The idea for a Mountain Festival grew from the success of the brand’s 2015 event The NightRay Outdoor Festival. The retailer says it is not using the event as a way to sell merchandise, but for marketing purposes and to generate buzz on social media, helping it to track its reach and engagement online.
Key Development: Retailers are creating festivals that enable consumers to experience their products without being pressured to buy them, and using the events to gather data and generate content.

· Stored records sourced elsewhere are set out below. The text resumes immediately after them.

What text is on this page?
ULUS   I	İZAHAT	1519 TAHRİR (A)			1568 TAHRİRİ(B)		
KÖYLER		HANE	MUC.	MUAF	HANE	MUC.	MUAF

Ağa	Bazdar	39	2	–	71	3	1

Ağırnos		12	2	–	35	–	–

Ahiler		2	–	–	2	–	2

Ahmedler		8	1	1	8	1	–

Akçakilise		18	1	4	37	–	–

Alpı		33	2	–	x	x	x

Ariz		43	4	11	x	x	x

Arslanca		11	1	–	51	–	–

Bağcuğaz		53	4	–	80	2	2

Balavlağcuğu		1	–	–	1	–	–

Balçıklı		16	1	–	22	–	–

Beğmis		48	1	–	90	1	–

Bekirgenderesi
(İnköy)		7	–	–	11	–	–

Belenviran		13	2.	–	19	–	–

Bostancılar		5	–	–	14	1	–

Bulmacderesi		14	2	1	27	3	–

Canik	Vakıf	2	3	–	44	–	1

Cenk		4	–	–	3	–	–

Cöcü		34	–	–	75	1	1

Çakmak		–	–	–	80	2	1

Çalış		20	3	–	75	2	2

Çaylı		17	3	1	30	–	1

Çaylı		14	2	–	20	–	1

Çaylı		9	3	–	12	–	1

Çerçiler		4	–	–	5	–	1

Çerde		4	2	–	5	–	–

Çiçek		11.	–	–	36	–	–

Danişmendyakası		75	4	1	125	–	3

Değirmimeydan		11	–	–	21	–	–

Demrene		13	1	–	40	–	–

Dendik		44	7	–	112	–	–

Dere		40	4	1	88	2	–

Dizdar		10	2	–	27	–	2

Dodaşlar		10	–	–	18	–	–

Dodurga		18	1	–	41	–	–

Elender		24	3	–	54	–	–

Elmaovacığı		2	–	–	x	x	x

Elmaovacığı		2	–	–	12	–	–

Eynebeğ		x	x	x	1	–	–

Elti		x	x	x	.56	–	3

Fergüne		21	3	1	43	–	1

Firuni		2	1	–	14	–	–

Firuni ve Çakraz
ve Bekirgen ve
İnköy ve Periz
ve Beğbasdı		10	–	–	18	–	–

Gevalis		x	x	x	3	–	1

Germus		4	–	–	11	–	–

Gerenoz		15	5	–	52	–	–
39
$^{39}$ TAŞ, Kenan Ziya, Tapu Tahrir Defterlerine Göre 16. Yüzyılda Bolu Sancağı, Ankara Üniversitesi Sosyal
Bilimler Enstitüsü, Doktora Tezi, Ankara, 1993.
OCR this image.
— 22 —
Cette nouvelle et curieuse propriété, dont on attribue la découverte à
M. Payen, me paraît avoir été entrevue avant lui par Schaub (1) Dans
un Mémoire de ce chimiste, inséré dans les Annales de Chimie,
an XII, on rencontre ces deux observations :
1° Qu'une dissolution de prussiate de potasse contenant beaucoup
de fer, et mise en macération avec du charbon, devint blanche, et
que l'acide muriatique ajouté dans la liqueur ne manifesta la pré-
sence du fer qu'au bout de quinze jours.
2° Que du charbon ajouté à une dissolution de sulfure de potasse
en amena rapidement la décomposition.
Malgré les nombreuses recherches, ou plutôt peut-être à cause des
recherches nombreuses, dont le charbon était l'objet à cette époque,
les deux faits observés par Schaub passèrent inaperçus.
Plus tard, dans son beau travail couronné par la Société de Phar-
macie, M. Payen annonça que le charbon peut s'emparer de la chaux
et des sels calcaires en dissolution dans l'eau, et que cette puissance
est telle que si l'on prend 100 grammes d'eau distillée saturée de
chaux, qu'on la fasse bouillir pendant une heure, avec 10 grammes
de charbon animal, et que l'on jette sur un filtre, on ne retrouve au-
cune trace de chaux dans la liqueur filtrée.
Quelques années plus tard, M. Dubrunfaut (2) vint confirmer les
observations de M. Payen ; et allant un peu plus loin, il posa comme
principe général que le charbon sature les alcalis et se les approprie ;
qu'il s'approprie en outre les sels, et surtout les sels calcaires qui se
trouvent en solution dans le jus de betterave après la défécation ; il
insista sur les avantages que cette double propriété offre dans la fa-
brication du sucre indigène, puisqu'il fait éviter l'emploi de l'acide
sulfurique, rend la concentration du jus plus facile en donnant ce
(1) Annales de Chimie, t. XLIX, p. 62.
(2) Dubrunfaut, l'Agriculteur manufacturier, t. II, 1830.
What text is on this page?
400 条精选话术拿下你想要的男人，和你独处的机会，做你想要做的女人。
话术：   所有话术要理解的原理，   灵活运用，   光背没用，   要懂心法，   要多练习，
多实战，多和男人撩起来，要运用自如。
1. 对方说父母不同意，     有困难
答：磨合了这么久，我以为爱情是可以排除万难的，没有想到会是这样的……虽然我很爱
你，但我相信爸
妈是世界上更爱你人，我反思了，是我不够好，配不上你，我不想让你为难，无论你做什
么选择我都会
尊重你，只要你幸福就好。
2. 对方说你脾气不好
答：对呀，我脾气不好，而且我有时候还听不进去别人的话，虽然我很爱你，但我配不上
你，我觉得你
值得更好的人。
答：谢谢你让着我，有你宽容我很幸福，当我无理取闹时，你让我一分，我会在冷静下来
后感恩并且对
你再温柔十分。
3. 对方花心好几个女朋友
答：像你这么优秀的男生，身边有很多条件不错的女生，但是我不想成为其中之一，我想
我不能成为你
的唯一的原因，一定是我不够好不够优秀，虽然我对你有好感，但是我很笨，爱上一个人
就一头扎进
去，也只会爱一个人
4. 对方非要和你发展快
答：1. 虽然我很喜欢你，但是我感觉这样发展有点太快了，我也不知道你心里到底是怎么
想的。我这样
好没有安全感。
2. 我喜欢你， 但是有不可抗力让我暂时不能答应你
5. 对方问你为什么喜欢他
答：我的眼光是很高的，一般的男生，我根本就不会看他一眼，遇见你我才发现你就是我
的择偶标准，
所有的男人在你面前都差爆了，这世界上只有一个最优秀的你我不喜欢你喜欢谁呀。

Siam Discovery by Nendo, Bangkok. Photography by Takumi Ota
Siam Discovery is a new flagship store from the Siam Piwat retail group that focuses on brand experience. The space is divided into several distinct areas, including a digital laboratory, creative laboratory and play laboratory. This identity is further reflected in design details such as beakers and molecular structures. The concept store will house leading brands alongside more experimental offerings from artists.
Key Development: In the digital age, physical retail is no longer just about selling products, but about offering consumers opportunities to discover and express themselves in a brand environment.
Customers are invited to experience the Sonos suite of products in a more personal setting and encouraged to take their time. With its team of interior designers Sonos created seven rooms, including a kitchen, living room and study, giving customers a sense of how its speakers will look and sound in their own homes.
Key Development: Retailers are creating home-like environments in-store to offer consumers more realistic contexts in which to trial their products.
The new Everlane Fit Studio is heavily influenced by the technological efficiencies afforded by Silicon Valley. Rather than aggressive shop assistants, shoppers are greeted by a discreet concierge who takes their bags and payment details. Clothing sizes are displayed on birch plywood racks so that customers can shop independently. The store’s up-front check-in system reduces the final check-out time to 30 seconds, according to Everlane.
Key Development: Retailers are combining the seamlessness of online shopping with the sense of discovery that only physical stores can provide.
The company has collaborated with DDK to open a range of boutique hotels. Five locations have been announced for 2018. The collaboration taps into the sharing economy, with each hotel reflecting the craft, cuisine and culture of its respective neighbourhood. Guests can purchase items from the West Elm collection at check-out, pushing the boundaries of the try-before-you-buy model.
Key Development: Homeware brands are increasingly opening hospitality businesses as a means of offering consumers more immersive ways to try their products.
The pop-up shop is designed to appeal to a younger demographic. Unlike Hermès’ usual stores, where the products are housed in glass showcases, the emphasis in the pop-up shop is on touch. The focus at Nordstrom Welcome Hermès is on all things tactile, encouraging consumers to feel the luxurious nature of the materials before they buy.
Key Development: Luxury brands are altering their traditionally reserved retail ethos in order to appeal to a growing group of affluent young Millennials.